When making the investment decision, firms face problems related to the fact that the cost of capital is usually incurred well before the returns to capital are received. Capital is durable and generally provides returns in the form of an income stream over a considerable period of time. Not only do firms suffer an opportunity cost (the time problem), but they also must contend with the risks and uncertainties of obsolescence and the possible de crease in end-product prices (the derived-demand problem).

The concept of present value recognizes that the value of a certain sum of money to be received in the future is less than the value of that same sum of money if it were received now. At any particular interest rate, the further into the future that a sum of money will be received, the lower is its present value. The higher the interest rate used to discount the future payment, the lower is the present value of that future payment.
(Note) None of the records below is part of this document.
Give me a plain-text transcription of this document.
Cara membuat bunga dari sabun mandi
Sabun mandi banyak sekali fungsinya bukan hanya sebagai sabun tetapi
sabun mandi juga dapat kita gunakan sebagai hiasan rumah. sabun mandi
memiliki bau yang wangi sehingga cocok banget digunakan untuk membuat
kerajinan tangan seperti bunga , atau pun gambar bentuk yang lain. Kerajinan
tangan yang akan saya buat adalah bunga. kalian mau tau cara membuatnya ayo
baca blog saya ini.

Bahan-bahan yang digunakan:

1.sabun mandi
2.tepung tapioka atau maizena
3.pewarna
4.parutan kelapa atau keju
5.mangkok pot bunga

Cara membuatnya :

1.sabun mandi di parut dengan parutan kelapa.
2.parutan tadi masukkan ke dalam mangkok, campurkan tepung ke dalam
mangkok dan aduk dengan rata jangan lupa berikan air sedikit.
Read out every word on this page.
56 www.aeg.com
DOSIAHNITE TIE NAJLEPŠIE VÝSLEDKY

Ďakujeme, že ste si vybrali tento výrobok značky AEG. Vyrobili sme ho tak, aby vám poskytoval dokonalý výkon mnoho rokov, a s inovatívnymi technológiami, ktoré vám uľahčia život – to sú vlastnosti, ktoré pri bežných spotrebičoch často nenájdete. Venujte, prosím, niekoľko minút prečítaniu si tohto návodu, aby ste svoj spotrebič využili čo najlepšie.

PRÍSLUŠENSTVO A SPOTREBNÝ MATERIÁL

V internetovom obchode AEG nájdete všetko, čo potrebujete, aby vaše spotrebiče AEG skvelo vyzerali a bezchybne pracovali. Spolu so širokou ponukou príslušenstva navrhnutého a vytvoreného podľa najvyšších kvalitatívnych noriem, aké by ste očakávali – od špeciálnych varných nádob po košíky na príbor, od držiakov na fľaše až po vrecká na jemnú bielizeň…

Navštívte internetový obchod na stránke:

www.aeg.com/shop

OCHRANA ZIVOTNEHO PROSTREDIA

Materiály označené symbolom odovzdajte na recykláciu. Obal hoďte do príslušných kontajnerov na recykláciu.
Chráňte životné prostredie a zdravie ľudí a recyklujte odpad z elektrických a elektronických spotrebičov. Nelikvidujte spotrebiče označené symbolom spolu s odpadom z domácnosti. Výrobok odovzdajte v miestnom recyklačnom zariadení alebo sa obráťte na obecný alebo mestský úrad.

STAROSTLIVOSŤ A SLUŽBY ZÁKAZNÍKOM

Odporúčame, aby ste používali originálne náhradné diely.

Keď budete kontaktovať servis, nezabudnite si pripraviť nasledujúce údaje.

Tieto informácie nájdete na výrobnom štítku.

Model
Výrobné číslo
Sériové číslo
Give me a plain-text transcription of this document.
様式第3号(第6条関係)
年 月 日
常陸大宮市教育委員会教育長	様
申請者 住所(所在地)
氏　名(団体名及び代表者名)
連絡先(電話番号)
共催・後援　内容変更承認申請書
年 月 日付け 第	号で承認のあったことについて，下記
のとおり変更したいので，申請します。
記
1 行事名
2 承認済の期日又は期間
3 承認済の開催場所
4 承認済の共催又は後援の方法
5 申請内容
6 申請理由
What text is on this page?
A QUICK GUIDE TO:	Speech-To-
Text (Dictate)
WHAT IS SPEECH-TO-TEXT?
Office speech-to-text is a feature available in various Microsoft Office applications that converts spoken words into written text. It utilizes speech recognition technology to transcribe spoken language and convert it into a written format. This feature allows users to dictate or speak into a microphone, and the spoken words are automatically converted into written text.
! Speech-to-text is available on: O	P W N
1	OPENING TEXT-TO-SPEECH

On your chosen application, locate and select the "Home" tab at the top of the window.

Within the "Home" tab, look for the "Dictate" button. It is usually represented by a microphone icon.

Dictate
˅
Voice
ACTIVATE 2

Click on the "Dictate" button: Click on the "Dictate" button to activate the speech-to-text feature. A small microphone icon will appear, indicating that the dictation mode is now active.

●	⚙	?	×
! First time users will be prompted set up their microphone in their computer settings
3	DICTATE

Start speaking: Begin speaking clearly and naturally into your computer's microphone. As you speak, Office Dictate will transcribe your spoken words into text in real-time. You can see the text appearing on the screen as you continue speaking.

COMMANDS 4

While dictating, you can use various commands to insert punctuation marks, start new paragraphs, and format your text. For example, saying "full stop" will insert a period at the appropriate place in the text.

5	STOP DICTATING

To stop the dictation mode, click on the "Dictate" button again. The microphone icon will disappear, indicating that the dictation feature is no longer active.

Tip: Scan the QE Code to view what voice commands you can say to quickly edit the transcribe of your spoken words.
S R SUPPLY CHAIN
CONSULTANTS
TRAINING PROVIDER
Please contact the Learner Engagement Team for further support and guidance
Discounting is the method used to determine the present value of returns that will be received in the future. Future returns from capital goods must be discounted to their present values to make the marginal revenue product of capital comparable to its marginal factor cost, most or all of which is incurred at the time the investment is made. Only the present value (PV) of the marginal revenue product should be used to compare with the marginal factor cost.

Interest is payment for the use of someone's money. Interest rates are determined in markets for loanable funds. The equilibrium rate of interest is the interest rate at which the quantity demanded of loanable funds is just equal to the quantity that lenders are willing to supply. If a firm finds that the internal rate of return for a particular investment is below the equilibrium market rate of interest, then it will not undertake this investment.

The demand for loanable funds comes from business firms, households, and governments. Business firms seek profits through investment. Because households want to buy consumer goods, they are often willing to pay the interest that will enable them to buy them now rather than later. Governments may also want to spend more than they can finance from their current tax receipts. The demand curve for loanable funds is expected to be negatively sloped, since high interest rates will discourage borrowing and low interest rates will encourage borrowing. 

The supply of loanable funds comes from savers. At times, business firms, households, and governments don't want to spend all of their income right away. The supply curve for loanable funds is expected to be positively sloped, since high interest rates will usually encourage saving and lending, and low interest rates will usually discourage saving and lending. 

Human capital is that part of the productive power of individuals that has been developed through earlier expenditures for education, job training, and health care. How good a "producer " a person is will depend partly on the amount that has been invested in him or her. Whether or not to allocate scarce resources to human capital, and if so, in what amount, comprises the human capital investment decision. 

Individuals invest in human capital for both monetary and psychic returns. They may also consider their expenditures for something like higher education to be partly consumption. Therefore, in analyzing an individual's "human capital investment decision, " all three returns-monetary, psychic, and consumption-must be weighed against his or her cost.

Firms invest in human capital in order to gain higher profit. They do not have a property right to people as they do to physical capital. Therefore, in countries like the United States, where labor is quite mobile, firms are more reluctant to invest in training their employees than in a country like Japan, where employees are more likely to remain with the same firm.

Governments invest in human capital in order to benefit society as a whole. Their aim may be to have better-informed citizens or to expand the frontiers of knowledge. But just as private investment in human capital yields some social returns, government investment in human capital results in some private returns.